Puis, infiniment complexe, elle mélangea son amour à ses désirs, ses remords de «sauvage apprivoisée» à ses regrets profonds de n'avoir pu ni voulu cumuler. Elle soupira. Une sorte de honte la prit; la confusion rosit son corps tout entier jusqu'à ses orteils. Enfin le sommeil impérieux l'abattit le nez sur l'oreiller.

Quand la logeuse lui apporta, le lendemain, son déjeuner du matin, Dick aperçut sur le plateau une lettre d'Avertie. Elle mandait:

***

«Cher Dick, je pars sans vous revoir, le cœur ulcéré par ma lâcheté, je vous le jure, rempli de remords et surtout d'un regret infini de vous perdre à jamais.

«Devant la volupté absolue que vous m'avez offerte, j'ai senti que je ne pouvais vous donner, en échange, qu'un amour passager... un amour de voyage.

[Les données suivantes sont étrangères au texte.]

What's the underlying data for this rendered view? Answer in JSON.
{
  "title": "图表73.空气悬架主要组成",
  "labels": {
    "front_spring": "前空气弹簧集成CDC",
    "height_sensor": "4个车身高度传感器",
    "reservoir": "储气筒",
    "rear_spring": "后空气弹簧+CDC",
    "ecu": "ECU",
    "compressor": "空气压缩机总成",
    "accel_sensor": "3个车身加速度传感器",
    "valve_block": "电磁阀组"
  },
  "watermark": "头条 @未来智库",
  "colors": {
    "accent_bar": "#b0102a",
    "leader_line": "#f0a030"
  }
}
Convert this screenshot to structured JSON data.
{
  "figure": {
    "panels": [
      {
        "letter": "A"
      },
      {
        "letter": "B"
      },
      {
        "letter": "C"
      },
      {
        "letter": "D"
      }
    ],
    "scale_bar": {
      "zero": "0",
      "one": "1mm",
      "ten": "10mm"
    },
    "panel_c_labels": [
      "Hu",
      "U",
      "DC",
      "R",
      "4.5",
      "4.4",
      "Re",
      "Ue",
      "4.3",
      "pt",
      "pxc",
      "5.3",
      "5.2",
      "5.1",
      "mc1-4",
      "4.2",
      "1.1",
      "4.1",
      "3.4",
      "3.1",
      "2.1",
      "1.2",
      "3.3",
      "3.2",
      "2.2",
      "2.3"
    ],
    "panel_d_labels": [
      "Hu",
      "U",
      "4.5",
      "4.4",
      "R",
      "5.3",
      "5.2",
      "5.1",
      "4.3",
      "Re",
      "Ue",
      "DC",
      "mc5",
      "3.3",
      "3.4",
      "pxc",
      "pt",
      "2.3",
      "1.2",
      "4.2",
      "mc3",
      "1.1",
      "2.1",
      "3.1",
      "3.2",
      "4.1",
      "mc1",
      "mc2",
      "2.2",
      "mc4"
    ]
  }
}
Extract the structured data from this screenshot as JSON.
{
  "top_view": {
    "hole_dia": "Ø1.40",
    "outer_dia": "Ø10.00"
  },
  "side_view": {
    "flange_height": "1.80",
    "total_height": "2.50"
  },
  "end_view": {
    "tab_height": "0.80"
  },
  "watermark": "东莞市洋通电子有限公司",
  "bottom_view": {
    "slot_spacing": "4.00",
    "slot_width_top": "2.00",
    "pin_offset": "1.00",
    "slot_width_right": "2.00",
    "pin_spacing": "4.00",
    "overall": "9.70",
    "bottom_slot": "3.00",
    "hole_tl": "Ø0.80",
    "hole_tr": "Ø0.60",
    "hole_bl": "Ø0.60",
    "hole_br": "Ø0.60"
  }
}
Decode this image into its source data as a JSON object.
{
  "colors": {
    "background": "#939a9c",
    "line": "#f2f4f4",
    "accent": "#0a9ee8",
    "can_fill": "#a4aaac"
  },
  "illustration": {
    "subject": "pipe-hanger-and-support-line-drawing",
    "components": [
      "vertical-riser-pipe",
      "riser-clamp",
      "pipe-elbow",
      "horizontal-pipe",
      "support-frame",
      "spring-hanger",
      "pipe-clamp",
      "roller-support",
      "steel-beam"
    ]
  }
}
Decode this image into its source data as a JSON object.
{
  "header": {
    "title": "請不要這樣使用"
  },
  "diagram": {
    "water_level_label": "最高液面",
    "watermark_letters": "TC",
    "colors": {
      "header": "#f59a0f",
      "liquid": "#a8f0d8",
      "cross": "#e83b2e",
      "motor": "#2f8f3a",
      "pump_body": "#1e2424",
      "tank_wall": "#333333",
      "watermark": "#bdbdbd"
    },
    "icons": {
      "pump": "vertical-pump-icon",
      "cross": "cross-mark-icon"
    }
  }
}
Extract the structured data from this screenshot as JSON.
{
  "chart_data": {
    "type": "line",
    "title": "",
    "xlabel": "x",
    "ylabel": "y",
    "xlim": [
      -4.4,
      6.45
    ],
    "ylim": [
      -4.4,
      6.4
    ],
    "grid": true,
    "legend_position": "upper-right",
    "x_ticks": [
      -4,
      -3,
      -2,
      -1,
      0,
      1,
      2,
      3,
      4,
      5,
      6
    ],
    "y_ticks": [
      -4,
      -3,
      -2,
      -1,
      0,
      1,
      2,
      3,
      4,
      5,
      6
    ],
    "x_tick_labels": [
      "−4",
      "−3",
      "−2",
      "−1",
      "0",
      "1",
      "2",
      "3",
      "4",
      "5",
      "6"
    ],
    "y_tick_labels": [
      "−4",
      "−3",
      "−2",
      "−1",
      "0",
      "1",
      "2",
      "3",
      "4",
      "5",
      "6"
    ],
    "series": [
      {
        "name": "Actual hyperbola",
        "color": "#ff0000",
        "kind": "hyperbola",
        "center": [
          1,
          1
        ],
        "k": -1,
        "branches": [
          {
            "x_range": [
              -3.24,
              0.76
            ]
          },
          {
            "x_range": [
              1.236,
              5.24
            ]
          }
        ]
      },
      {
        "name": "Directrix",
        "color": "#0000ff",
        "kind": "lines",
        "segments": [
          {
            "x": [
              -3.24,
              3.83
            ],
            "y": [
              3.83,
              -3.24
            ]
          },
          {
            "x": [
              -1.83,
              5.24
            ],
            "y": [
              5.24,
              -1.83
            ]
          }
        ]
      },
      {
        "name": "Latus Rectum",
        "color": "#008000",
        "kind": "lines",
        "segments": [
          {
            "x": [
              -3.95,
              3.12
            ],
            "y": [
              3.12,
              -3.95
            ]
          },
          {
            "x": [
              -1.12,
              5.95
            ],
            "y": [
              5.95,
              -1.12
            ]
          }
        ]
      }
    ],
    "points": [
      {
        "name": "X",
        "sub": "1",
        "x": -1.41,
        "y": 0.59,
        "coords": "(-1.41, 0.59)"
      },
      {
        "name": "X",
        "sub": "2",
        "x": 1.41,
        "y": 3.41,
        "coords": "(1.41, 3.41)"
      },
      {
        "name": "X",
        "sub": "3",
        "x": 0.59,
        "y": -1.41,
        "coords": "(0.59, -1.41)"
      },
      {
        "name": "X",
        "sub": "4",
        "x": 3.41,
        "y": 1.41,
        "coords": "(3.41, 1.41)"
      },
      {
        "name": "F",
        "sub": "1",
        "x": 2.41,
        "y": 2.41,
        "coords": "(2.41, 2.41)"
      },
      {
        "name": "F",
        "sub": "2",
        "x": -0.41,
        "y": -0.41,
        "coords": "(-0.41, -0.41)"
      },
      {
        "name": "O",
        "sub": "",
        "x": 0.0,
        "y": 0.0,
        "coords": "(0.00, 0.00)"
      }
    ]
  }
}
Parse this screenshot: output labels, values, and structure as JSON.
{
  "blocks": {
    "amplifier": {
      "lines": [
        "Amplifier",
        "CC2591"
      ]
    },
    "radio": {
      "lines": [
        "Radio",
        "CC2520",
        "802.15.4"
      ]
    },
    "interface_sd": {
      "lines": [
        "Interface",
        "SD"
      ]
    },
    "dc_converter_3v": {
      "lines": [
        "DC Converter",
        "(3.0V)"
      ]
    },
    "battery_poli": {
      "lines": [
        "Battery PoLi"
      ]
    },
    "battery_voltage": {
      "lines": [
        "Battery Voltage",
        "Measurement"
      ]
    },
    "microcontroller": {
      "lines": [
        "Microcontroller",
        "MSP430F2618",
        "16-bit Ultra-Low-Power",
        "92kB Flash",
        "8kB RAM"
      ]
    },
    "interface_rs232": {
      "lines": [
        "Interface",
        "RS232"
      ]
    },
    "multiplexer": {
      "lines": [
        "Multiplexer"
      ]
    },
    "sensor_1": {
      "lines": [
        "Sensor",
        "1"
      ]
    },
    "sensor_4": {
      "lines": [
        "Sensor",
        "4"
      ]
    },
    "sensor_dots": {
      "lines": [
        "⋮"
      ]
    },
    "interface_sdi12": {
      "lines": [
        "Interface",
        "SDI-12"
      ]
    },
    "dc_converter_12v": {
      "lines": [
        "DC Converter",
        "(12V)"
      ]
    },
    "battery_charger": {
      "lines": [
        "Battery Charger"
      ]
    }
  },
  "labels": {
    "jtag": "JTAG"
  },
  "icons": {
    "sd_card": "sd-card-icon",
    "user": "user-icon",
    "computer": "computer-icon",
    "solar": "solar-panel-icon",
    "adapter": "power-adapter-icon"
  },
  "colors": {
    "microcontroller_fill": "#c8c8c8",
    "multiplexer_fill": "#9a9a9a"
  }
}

«Ma vie est faite. J'ai rencontré, avant de vous connaître, la passion absolue, tyrannique, entière dont on est l'esclave, non par devoir, mais par dilection. Je ne m'en suis tout à fait rendu compte qu'hier auprès de votre corps que j'aime. Comment puis-je vous écrire tout cela? Mais vous êtes philosophe; j'ai l'espoir que vous me comprendrez.

«Votre Darling est bien peu intéressante. Ceci vous aidera à vous consoler et aussi les belles jeunes Américaines qui sauront vous aimer comme il convient.

«Et que votre vanité satisfaite adoucisse un peu votre amertume: Vous étiez absolument beau hier. L'Adonis de Canova, qui vous contemplait de son cadre, eût pu envier votre grâce et votre parfaite harmonie.